My son is now 5 years old, and he achieves amazing feats of strength every day. He’s incredibly proud of himself when he swings on the monkey bars and pulls himself up with one hand. He has some incredible physical skills for his age, and we are also very proud of him. Raising a child has opened my eyes up to what it is to learn to live a full and happy life. And the fact is, you need more than physical strength to do just that. That’s why my husband came up with a phrase for my son that I also repeat to myself, quite often. He said to my son: “You need to be strong in mind, strong in heart, AND strong in muscle.” This caught my attention because Joseph Pilates himself believed that the mind was an essential piece of the puzzle for physical fitness. He called his exercise system “Contrology” and believed that a strong mind could control your muscles, and help you move in a safer, stronger and more functional manner. I’ve begun a meditation practice in the last year and I am absolutely in awe of how much it has positively changed my relationship with both my body and my emotions. It has also impacted my relationship with my family too. My mind is sharper and my heart is definitely feeling stronger. All three of these things- heart, mind, and body- are more balanced and working together. I am fortunate to have had a wonderful head start on my mind and body with all my years of Pilates practice behind me. My heart, however, was lagging a little behind the rest. This became clear to me the other day, and I’d like to share why.

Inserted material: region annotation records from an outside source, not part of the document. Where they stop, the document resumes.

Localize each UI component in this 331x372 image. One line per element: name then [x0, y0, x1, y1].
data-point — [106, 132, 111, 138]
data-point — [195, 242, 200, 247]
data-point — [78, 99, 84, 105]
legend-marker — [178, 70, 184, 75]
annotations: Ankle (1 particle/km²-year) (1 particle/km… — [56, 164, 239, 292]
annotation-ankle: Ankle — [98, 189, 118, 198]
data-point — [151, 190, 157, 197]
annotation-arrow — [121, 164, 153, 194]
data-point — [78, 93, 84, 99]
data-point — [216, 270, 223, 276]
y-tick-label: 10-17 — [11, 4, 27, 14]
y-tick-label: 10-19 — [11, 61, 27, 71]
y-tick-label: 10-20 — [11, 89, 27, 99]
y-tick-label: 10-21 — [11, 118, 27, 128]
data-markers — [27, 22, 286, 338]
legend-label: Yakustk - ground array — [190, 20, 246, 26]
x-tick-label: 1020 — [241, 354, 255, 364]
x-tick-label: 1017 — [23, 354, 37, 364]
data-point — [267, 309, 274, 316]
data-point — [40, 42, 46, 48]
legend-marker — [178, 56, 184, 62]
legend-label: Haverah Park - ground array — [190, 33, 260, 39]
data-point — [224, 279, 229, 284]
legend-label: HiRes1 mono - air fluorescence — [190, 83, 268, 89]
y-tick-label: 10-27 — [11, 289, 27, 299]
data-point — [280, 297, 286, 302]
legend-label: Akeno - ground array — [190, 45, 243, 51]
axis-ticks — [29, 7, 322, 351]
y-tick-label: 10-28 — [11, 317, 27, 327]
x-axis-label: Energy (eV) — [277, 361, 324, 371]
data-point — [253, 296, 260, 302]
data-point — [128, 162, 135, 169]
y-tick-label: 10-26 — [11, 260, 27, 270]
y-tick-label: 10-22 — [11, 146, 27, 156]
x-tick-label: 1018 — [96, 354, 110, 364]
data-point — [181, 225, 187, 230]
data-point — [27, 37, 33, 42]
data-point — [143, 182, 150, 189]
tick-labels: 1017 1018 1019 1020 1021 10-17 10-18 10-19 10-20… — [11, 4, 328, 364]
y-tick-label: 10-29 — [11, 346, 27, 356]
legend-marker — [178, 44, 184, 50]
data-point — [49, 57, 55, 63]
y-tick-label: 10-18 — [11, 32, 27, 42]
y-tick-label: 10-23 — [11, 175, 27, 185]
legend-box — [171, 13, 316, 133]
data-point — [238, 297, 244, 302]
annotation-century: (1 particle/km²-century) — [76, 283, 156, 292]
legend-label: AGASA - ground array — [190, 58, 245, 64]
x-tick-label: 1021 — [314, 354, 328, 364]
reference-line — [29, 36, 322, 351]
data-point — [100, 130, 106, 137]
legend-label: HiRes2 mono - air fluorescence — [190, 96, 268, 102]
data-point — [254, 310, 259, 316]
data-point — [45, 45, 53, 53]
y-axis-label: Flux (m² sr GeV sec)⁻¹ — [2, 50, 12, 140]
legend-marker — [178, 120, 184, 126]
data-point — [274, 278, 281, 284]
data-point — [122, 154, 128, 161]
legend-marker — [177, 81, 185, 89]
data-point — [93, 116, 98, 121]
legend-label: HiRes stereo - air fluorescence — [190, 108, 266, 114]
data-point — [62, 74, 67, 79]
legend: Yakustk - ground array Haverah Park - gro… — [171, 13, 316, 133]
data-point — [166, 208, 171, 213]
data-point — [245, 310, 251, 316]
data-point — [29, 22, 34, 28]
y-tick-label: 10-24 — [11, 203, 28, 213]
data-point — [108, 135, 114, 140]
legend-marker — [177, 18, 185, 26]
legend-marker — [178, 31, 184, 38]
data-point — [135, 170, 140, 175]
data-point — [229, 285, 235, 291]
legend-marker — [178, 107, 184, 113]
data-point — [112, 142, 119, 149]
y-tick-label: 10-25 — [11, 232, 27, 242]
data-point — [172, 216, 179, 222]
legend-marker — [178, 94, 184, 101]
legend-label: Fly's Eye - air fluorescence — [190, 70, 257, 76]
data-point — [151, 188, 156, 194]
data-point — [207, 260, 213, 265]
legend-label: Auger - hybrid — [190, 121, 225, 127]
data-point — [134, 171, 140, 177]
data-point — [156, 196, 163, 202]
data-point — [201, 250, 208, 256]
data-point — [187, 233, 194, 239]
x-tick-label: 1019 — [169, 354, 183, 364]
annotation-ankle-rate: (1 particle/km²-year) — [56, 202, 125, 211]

A few weeks ago I found some old photos on my computer from when I first began my pilates teaching career, back in 2012 (see slideshow above). At the time, I hated them all and didn’t share very many. This time, when I looked at them, I couldn’t believe that my younger self was so critical. I wrote a blog post awhile ago about how I don’t look like a Pilates teacher, which was very cathartic and helped me set aside a lot of my old fears. But these photos showed me something new- that my feelings from that time were waaay off! In fact, now I’ve had a baby and my body is even further from this notion of “the pilates teacher’s body”. And I don’t even care! I’m the one living in here, and I can tell you it works pretty damn well and is strong and functional. I take care of it as best I can and I don’t see why I should be so worried about the judgements of others. It’s my body, and no one else’s business. 

All I could think when I was looking at these photos was that even if I was stronger physically back then, I sure wasn’t very strong in heart. I’m stronger in both my heart and my mind now. And why isn’t that just as important? Isn’t that what I am striving to teach my son?

So if you find yourself judging old photos of yourself, take a pause and breathe. Set them aside if you need to but please, take some time to develop the strength in your heart to look at them again with different eyes. You won’t be sorry.